Dolan, 51, would appear to be the most qualified candidate for the job.(Besides Dolan and Hestness, the third finalist was an assistant chief from Seattle.)
He does have a B.A. and master's from St. Thomas in public safety and administration. And though he lives in Edina, with his wife and four sons, he grew up and spent much of his career on the North Side. Besides, Dolan was all but groomed for the position by McManus, taking over most of the day-to-day operations of the MPD. "He gave me the opportunity to fill in some of the blanks in my policing experience," Dolan said.
Then again, some worry that Dolan, who admitted to being "nervous" at the outset of the press conference, might be too tied to the status quo of the MPD. "I'm a very independent person," Dolan said in response. "I am not status quo. There is no Tim Dolan clique in the department."
And with that, Dolan noted that he still needed to be approved by the Minneapolis City Council, which may prove to be a bigger challenge than anyone thought. Council President Barb Johnson said she "hadn't started counting votes" yet, but felt that a majority of the council, like her, would support Rybak's choice.
But there was discontent among other council members. Ralph Remington (10th Ward) told the Star Tribune that the selection process was "secretive and perfunctory." Scott Benson (11th Ward) told the paper that he wants a chief with "more transparency, more honesty, and a willingness to follow adopted policy."
But Rybak did, after all, hire a firm to help with the search to the tune of $30,000. And there was a 12-person search committee made up of elected and community leaders handpicked by hizzoner himself. Some felt he should have just named Dolan earlier in the year, before the summer crime wave hit. Even Rybak admitted that some might have felt the search was taking too long, but that he wanted to review all candidates.

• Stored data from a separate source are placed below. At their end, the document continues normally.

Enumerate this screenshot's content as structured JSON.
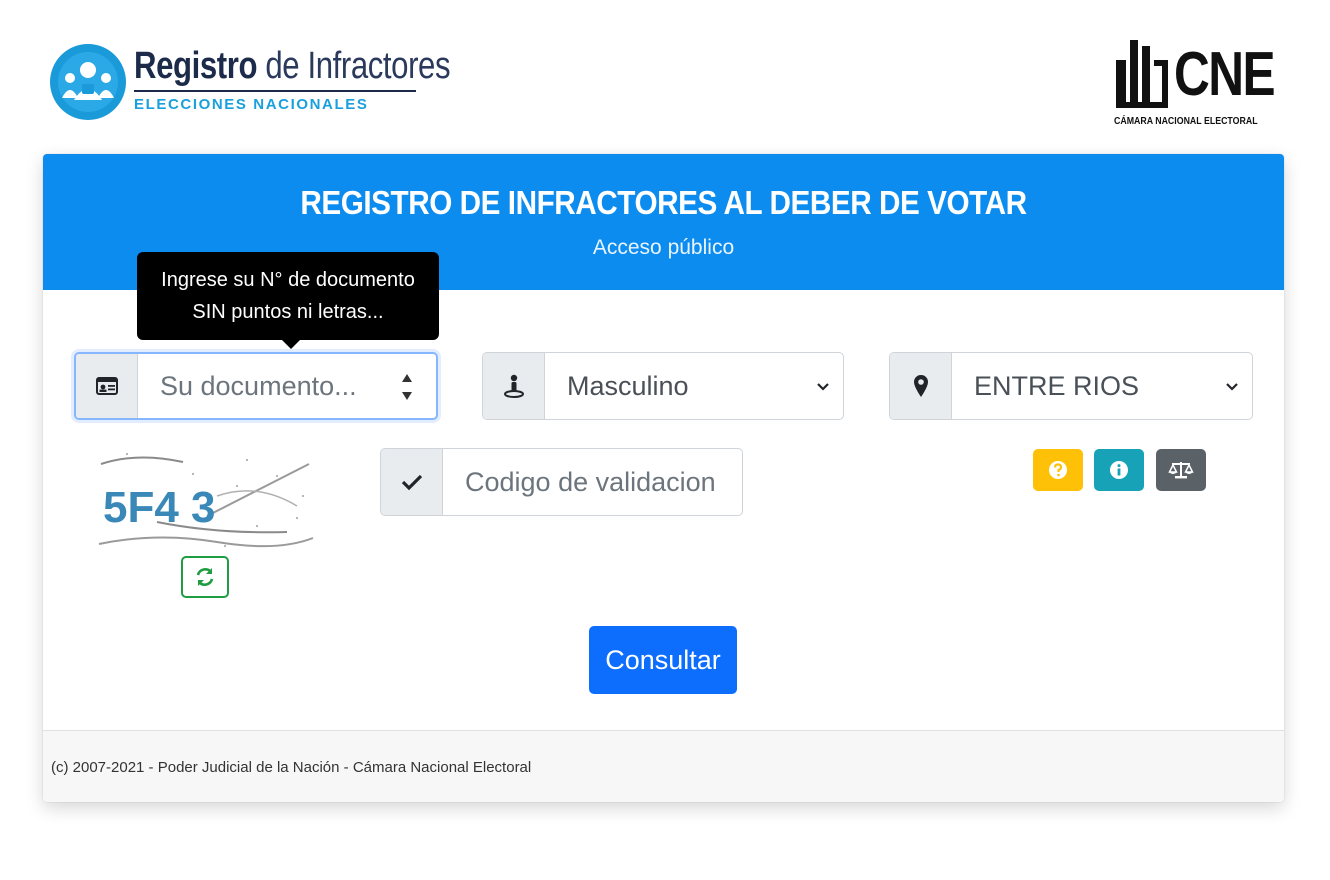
{
  "header": {
    "brand_title_bold": "Registro",
    "brand_title_light": " de Infractores",
    "brand_subtitle": "ELECCIONES NACIONALES",
    "cne_logo_text": "CNE",
    "cne_logo_subtitle": "CÁMARA NACIONAL ELECTORAL"
  },
  "card": {
    "title": "REGISTRO DE INFRACTORES AL DEBER DE VOTAR",
    "subtitle": "Acceso público"
  },
  "form": {
    "tooltip_line1": "Ingrese su N° de documento",
    "tooltip_line2": "SIN puntos ni letras...",
    "document": {
      "placeholder": "Su documento...",
      "value": ""
    },
    "gender": {
      "selected": "Masculino"
    },
    "province": {
      "selected": "ENTRE RIOS"
    },
    "validation": {
      "placeholder": "Codigo de validacion",
      "value": ""
    },
    "captcha_text": "5F4 3",
    "submit_label": "Consultar"
  },
  "icons": {
    "document": "id-card-icon",
    "gender": "person-icon",
    "province": "map-marker-icon",
    "validation": "check-icon",
    "refresh": "refresh-icon",
    "help": "question-icon",
    "info": "info-icon",
    "law": "balance-scale-icon"
  },
  "colors": {
    "header_blue": "#0d8cf0",
    "primary": "#0d6efd",
    "warning": "#ffc107",
    "info": "#17a2b8",
    "secondary": "#5a6268",
    "success": "#1f9d43"
  },
  "footer": {
    "text": "(c) 2007-2021 - Poder Judicial de la Nación - Cámara Nacional Electoral"
  }
}
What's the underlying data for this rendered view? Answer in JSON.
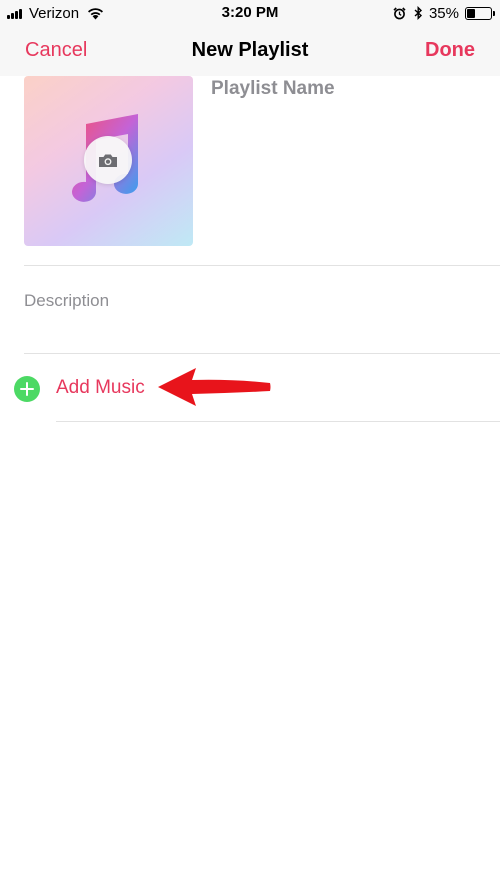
{
  "status_bar": {
    "carrier": "Verizon",
    "time": "3:20 PM",
    "battery_percent": "35%",
    "battery_level": 0.35,
    "icons": [
      "signal-icon",
      "wifi-icon",
      "alarm-icon",
      "bluetooth-icon",
      "battery-icon"
    ]
  },
  "nav": {
    "cancel_label": "Cancel",
    "title": "New Playlist",
    "done_label": "Done"
  },
  "form": {
    "artwork_icon": "music-note-icon",
    "camera_icon": "camera-icon",
    "name_placeholder": "Playlist Name",
    "description_placeholder": "Description",
    "add_music_label": "Add Music",
    "add_icon": "plus-circle-icon"
  },
  "annotation": {
    "icon": "red-arrow-icon"
  },
  "colors": {
    "accent": "#e7385d",
    "add_green": "#4cd964",
    "placeholder": "#8e8e93",
    "bar_background": "#f7f7f7",
    "annotation_red": "#e8141b"
  }
}
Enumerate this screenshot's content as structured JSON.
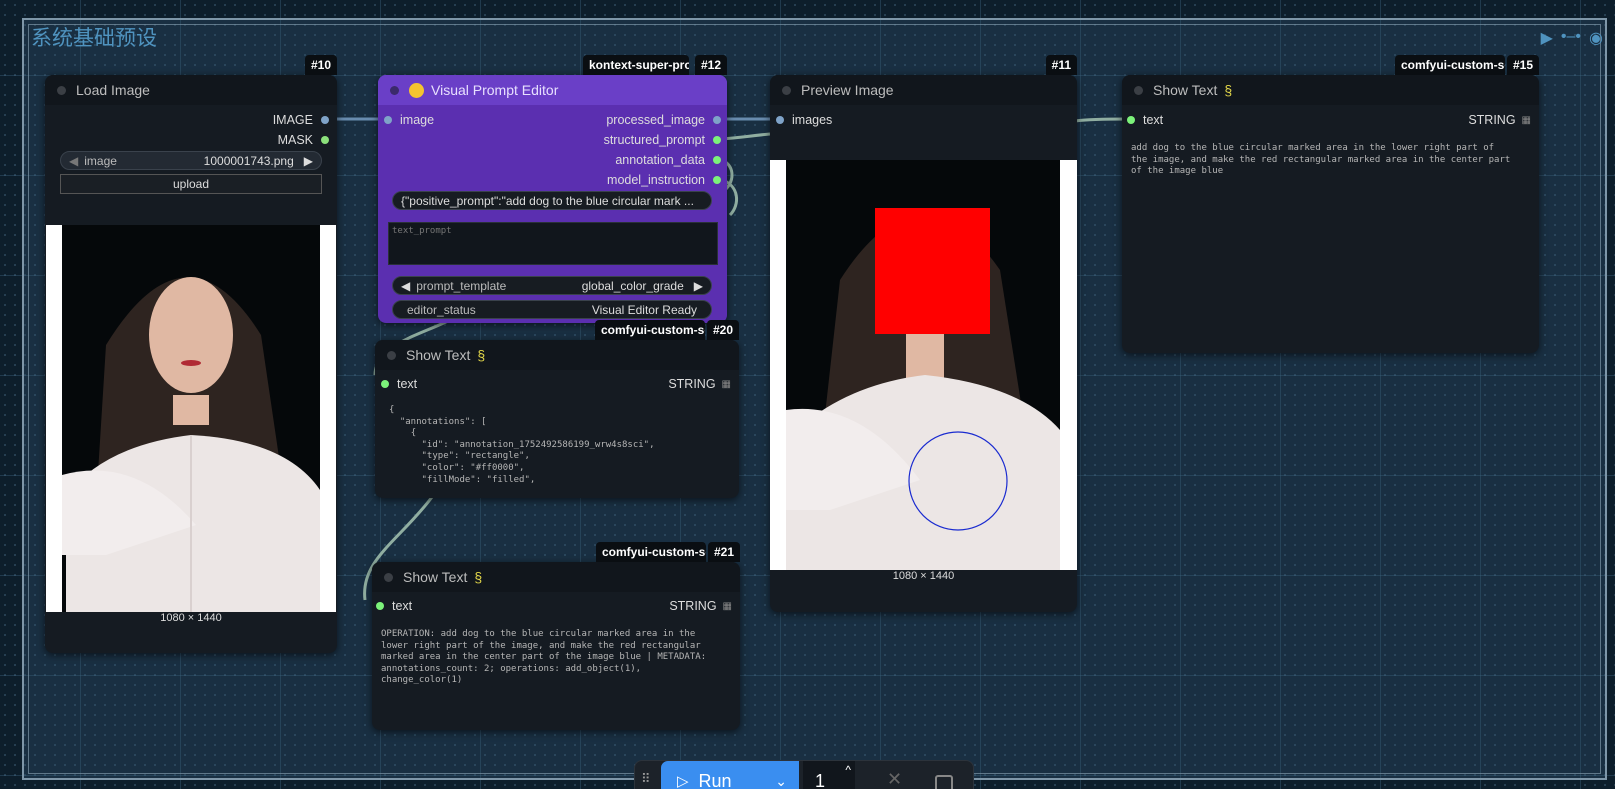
{
  "group": {
    "title": "系统基础预设",
    "icons": [
      "play-icon",
      "chain-icon",
      "eye-icon"
    ]
  },
  "load_image": {
    "id": "#10",
    "title": "Load Image",
    "outputs": [
      "IMAGE",
      "MASK"
    ],
    "widget_label": "image",
    "widget_value": "1000001743.png",
    "upload_label": "upload",
    "dims": "1080 × 1440"
  },
  "visual_prompt": {
    "id": "#12",
    "badge": "kontext-super-pro",
    "title": "Visual Prompt Editor",
    "input": "image",
    "outputs": [
      "processed_image",
      "structured_prompt",
      "annotation_data",
      "model_instruction"
    ],
    "json_preview": "{\"positive_prompt\":\"add dog to the blue circular mark ...",
    "text_placeholder": "text_prompt",
    "template_label": "prompt_template",
    "template_value": "global_color_grade",
    "status_label": "editor_status",
    "status_value": "Visual Editor Ready",
    "accent": "#5b2fb0"
  },
  "preview_image": {
    "id": "#11",
    "title": "Preview Image",
    "input": "images",
    "dims": "1080 × 1440"
  },
  "show_text_15": {
    "id": "#15",
    "badge": "comfyui-custom-sc",
    "title": "Show Text",
    "input": "text",
    "output": "STRING",
    "content": "add dog to the blue circular marked area in the lower right part of\nthe image, and make the red rectangular marked area in the center part\nof the image blue"
  },
  "show_text_20": {
    "id": "#20",
    "badge": "comfyui-custom-sc",
    "title": "Show Text",
    "input": "text",
    "output": "STRING",
    "content": "{\n  \"annotations\": [\n    {\n      \"id\": \"annotation_1752492586199_wrw4s8sci\",\n      \"type\": \"rectangle\",\n      \"color\": \"#ff0000\",\n      \"fillMode\": \"filled\","
  },
  "show_text_21": {
    "id": "#21",
    "badge": "comfyui-custom-sc",
    "title": "Show Text",
    "input": "text",
    "output": "STRING",
    "content": "OPERATION: add dog to the blue circular marked area in the\nlower right part of the image, and make the red rectangular\nmarked area in the center part of the image blue | METADATA:\nannotations_count: 2; operations: add_object(1),\nchange_color(1)"
  },
  "toolbar": {
    "run_label": "Run",
    "batch_count": "1"
  },
  "colors": {
    "annotation_rect": "#ff0000",
    "annotation_circle": "#1a2bd0"
  }
}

Council member Elizabeth Glidden (Eighth Ward) thinks that having Dolan in the mix so early actually lowered the quality of applicants. "By indicating a favorite before the search, that affects the pool," Glidden says, adding that she's not knocking Dolan's bona fides. "[The selection process] certainly could have been better. I think it's pretty common to have finalists have interaction and meetings with the community before the finalist is chosen ... I wish that would have happened this time out."
Last time Rybak's search was high-profile, with much talk about choosing a woman or a person of color to be the chief. (Ultimately, it went to the decidedly white and male McManus.) This time out, however, the search was nearly off the radar, and discussions of gender and race were never in the air.